Toronto, July 1895. When a midwife and abortionist is murdered, Detective William Murdoch investigates. Although the dead woman, Dolly Merishaw, seems to have kept quiet about the clients that had used her services, it transpires that she kept a record book as protection, should she need it, or, for a spot of blackmail. Fallen on hard times, it seemed that she tried to get some money out of one of these old clients. But which one? And did they resort to murder?
Dolly wasn’t very much liked and there are no shortage of suspects. But when one of the young boys in Dolly’s care turns up dead on the kitchen floor, Murdoch must work quickly to uncover the murderer, before any other children are hurt.
“…The wicked shall get their due.”
That didn’t sound quite right to Murdoch but maybe it was a Methodist saying.
As I mentioned when I reviewed the first book in The Murdoch Mysteries series, Except the Dying, I am a big fan of the television series. The first book was brilliant, and the second didn’t disappoint either.
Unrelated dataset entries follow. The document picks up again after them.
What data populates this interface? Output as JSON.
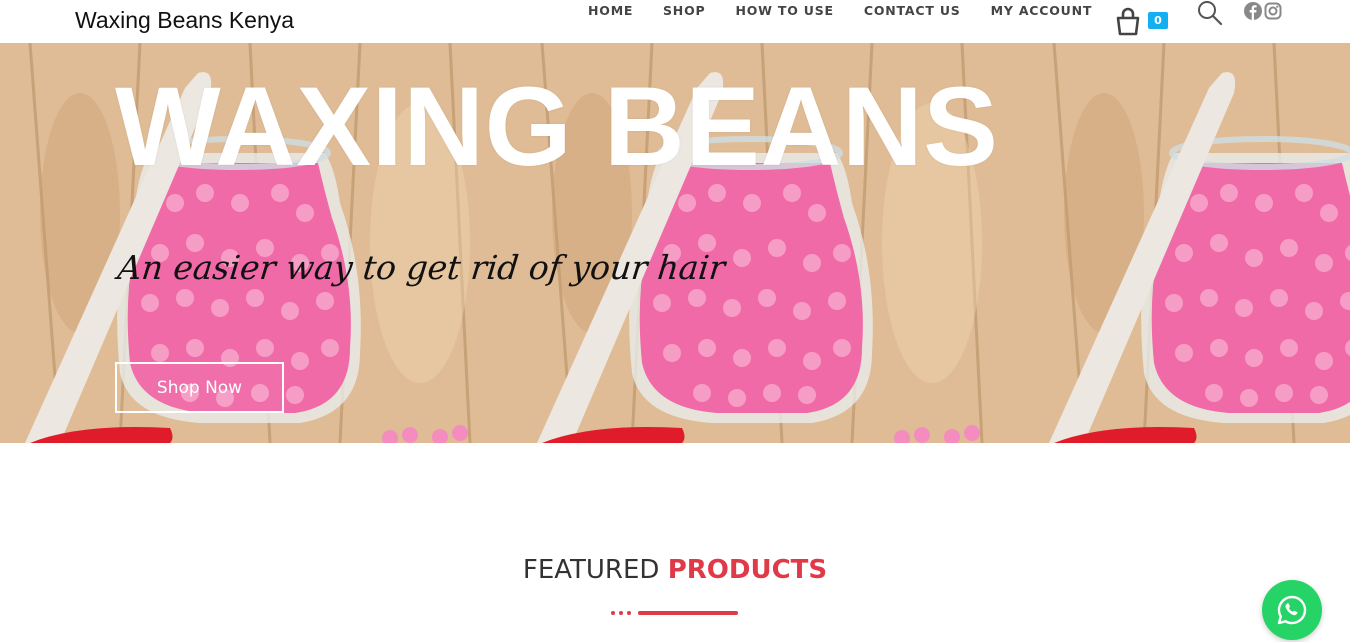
{
  "header": {
    "brand": "Waxing Beans Kenya",
    "nav": [
      "HOME",
      "SHOP",
      "HOW TO USE",
      "CONTACT US",
      "MY ACCOUNT"
    ],
    "cart_count": "0",
    "icons": [
      "shopping-bag-icon",
      "search-icon",
      "facebook-icon",
      "instagram-icon"
    ]
  },
  "hero": {
    "title": "WAXING BEANS",
    "subtitle": "An easier way to get rid of your hair",
    "button": "Shop Now"
  },
  "featured": {
    "word1": "FEATURED",
    "word2": "PRODUCTS"
  },
  "colors": {
    "accent": "#e03a48",
    "cart_badge": "#13aff0",
    "whatsapp": "#25d366",
    "beans": "#f06aa8"
  }
}
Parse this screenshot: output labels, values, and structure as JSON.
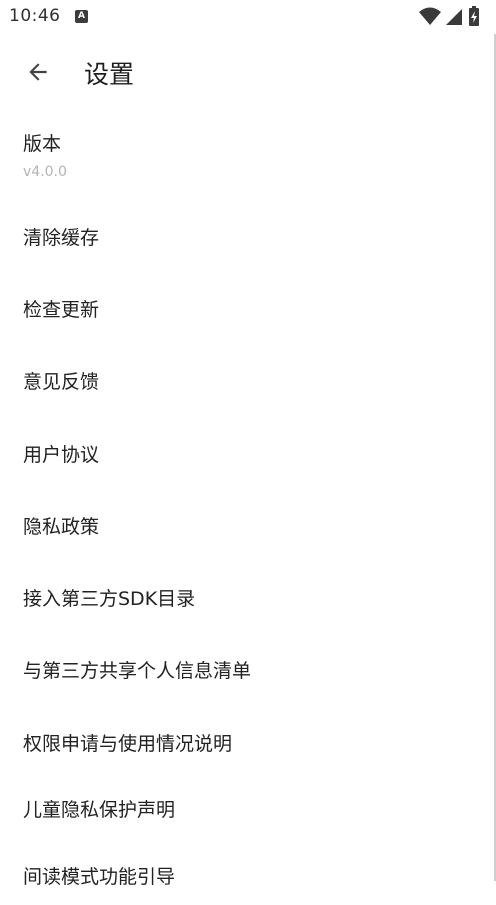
{
  "status_bar": {
    "time": "10:46",
    "notification_glyph": "A"
  },
  "header": {
    "title": "设置"
  },
  "version": {
    "label": "版本",
    "value": "v4.0.0"
  },
  "items": [
    {
      "label": "清除缓存"
    },
    {
      "label": "检查更新"
    },
    {
      "label": "意见反馈"
    },
    {
      "label": "用户协议"
    },
    {
      "label": "隐私政策"
    },
    {
      "label": "接入第三方SDK目录"
    },
    {
      "label": "与第三方共享个人信息清单"
    },
    {
      "label": "权限申请与使用情况说明"
    },
    {
      "label": "儿童隐私保护声明"
    },
    {
      "label": "间读模式功能引导"
    }
  ]
}
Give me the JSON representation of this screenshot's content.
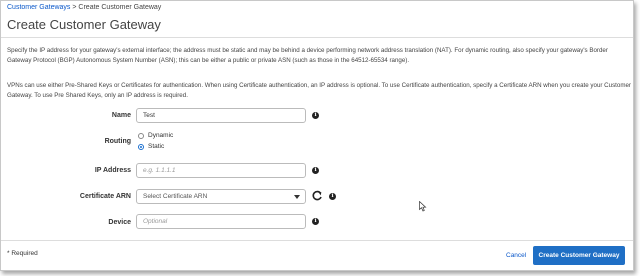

I like the fact that the books and the TV series are so different, and I love them both. The books are far more grittier than the cosy mystery series we see on the TV, and there is a place for each.
The author easily captures the time period and brings it to life with ease. As I’ve already mentioned, there is a grittiness to the story, but then life was gritty, hard and dark for most people at the end of the nineteenth century, and that clearly comes through.
The pace is good and there were enough twists and turns in the story to keep me guessing. Murdoch is a fabulous main character and is very likeable and realistic. I was pleased to see Dr Julia Ogden make a small appearance in this instalment, and I’m hoping that there will be more later in the series.
I can’t recommend this book and series highly enough, and am looking forward to reading the third Murdoch Mystery, Poor Tom is Cold, soon.